The affair would last for five years, although most of it would take place via postal service. Algren, Beauvoir wrote, was “the only truly passionate love in my life.” He was the first man to give her an orgasm, Sartre being notoriously poor in bed. “It’s funny that we get along so well,” Algren told her. “I’ve never been able to get along with anybody.” He was not kidding. Known for his surly nature, Algren was not the obvious choice for a liaison with the cultivated Beauvoir. He was a working class man, tough and prickly, indifferent to European culture and ignorant of the French language. It did not take him long, though, to decide that he wanted Beauvoir to stay in Chicago and marry him, and then the problems began. She knew her career was based in Paris, and her loyalty to Sartre was so strong. As she travelled back and forth across the Atlantic, always having to negotiate the dates with Algren — because Sartre could only dedicate certain weeks to her due to his tight schedule with other women and his arrangements kept changing — Beauvoir fought a losing battle to keep Nelson sweet and loving despite only sharing a fraction of her life.
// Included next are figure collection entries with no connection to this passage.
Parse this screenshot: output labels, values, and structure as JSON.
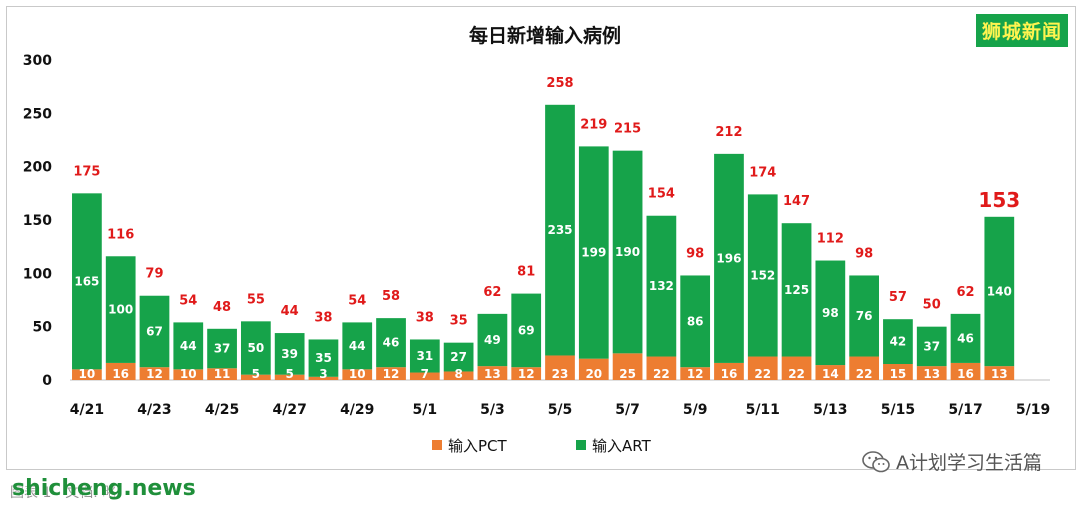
{
  "brand_watermark": "狮城新闻",
  "wechat_watermark": "A计划学习生活篇",
  "site_watermark": "shicheng.news",
  "footer_note": "图表 1 - 文档. 略",
  "chart_data": {
    "type": "bar",
    "stacked": true,
    "title": "每日新增输入病例",
    "categories": [
      "4/21",
      "4/22",
      "4/23",
      "4/24",
      "4/25",
      "4/26",
      "4/27",
      "4/28",
      "4/29",
      "4/30",
      "5/1",
      "5/2",
      "5/3",
      "5/4",
      "5/5",
      "5/6",
      "5/7",
      "5/8",
      "5/9",
      "5/10",
      "5/11",
      "5/12",
      "5/13",
      "5/14",
      "5/15",
      "5/16",
      "5/17",
      "5/18",
      "5/19"
    ],
    "x_tick_labels": [
      "4/21",
      "4/23",
      "4/25",
      "4/27",
      "4/29",
      "5/1",
      "5/3",
      "5/5",
      "5/7",
      "5/9",
      "5/11",
      "5/13",
      "5/15",
      "5/17",
      "5/19"
    ],
    "series": [
      {
        "name": "输入PCT",
        "color": "#ed7d31",
        "values": [
          10,
          16,
          12,
          10,
          11,
          5,
          5,
          3,
          10,
          12,
          7,
          8,
          13,
          12,
          23,
          20,
          25,
          22,
          12,
          16,
          22,
          22,
          14,
          22,
          15,
          13,
          16,
          13,
          null
        ]
      },
      {
        "name": "输入ART",
        "color": "#16a34a",
        "values": [
          165,
          100,
          67,
          44,
          37,
          50,
          39,
          35,
          44,
          46,
          31,
          27,
          49,
          69,
          235,
          199,
          190,
          132,
          86,
          196,
          152,
          125,
          98,
          76,
          42,
          37,
          46,
          140,
          null
        ]
      }
    ],
    "totals": [
      175,
      116,
      79,
      54,
      48,
      55,
      44,
      38,
      54,
      58,
      38,
      35,
      62,
      81,
      258,
      219,
      215,
      154,
      98,
      212,
      174,
      147,
      112,
      98,
      57,
      50,
      62,
      153,
      null
    ],
    "highlight_last_total": true,
    "ylim": [
      0,
      300
    ],
    "yticks": [
      0,
      50,
      100,
      150,
      200,
      250,
      300
    ],
    "grid": false,
    "legend_position": "bottom-center"
  }
}
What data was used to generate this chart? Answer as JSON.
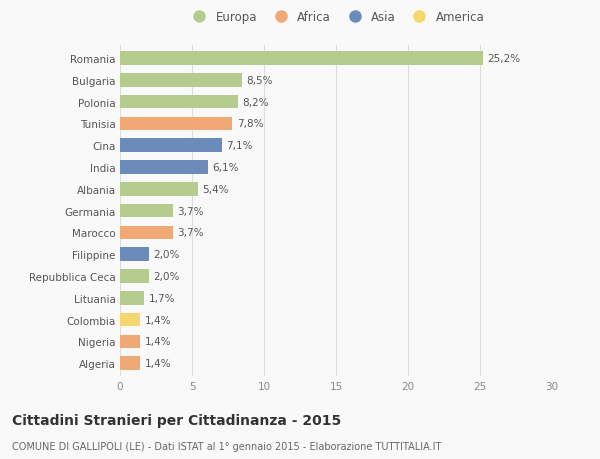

“I could not love you, want you and miss you more than I do,” she wrote to him, trying once again to explain that “Sartre needs me. In fact, he is very lonely, very tormented inside himself, very restless, and I am his only true friend, the only one who really understands him, helps him, works with him, gives him some peace and poise. For nearly twenty years he did everything for me; he helped me to live, to find myself, he sacrificed lots of things for my sake…. I could not desert him.” Quite what Beauvoir thought she would achieve with these declarations is hard to credit. Algren grew more difficult and hostile towards her each time she flew to see him. He said he did not love her, he refused to sleep with her, he threatened to remarry his ex-wife (and did) and still Beauvoir persisted in behaving as if there were hope. The situation teetered on the brink of unhinging her completely, her anxiety “bordered on mental aberration” she said, and put her on medication. In Chicago was a man she loved passionately who would not agree to the terms of engagement she herself had always lived by. And in Paris, she was half of a famous, revered couple whose relationship had never been more precarious. Sartre, that lonely, tormented man, still had his hands pretty full of the demanding Vanetti.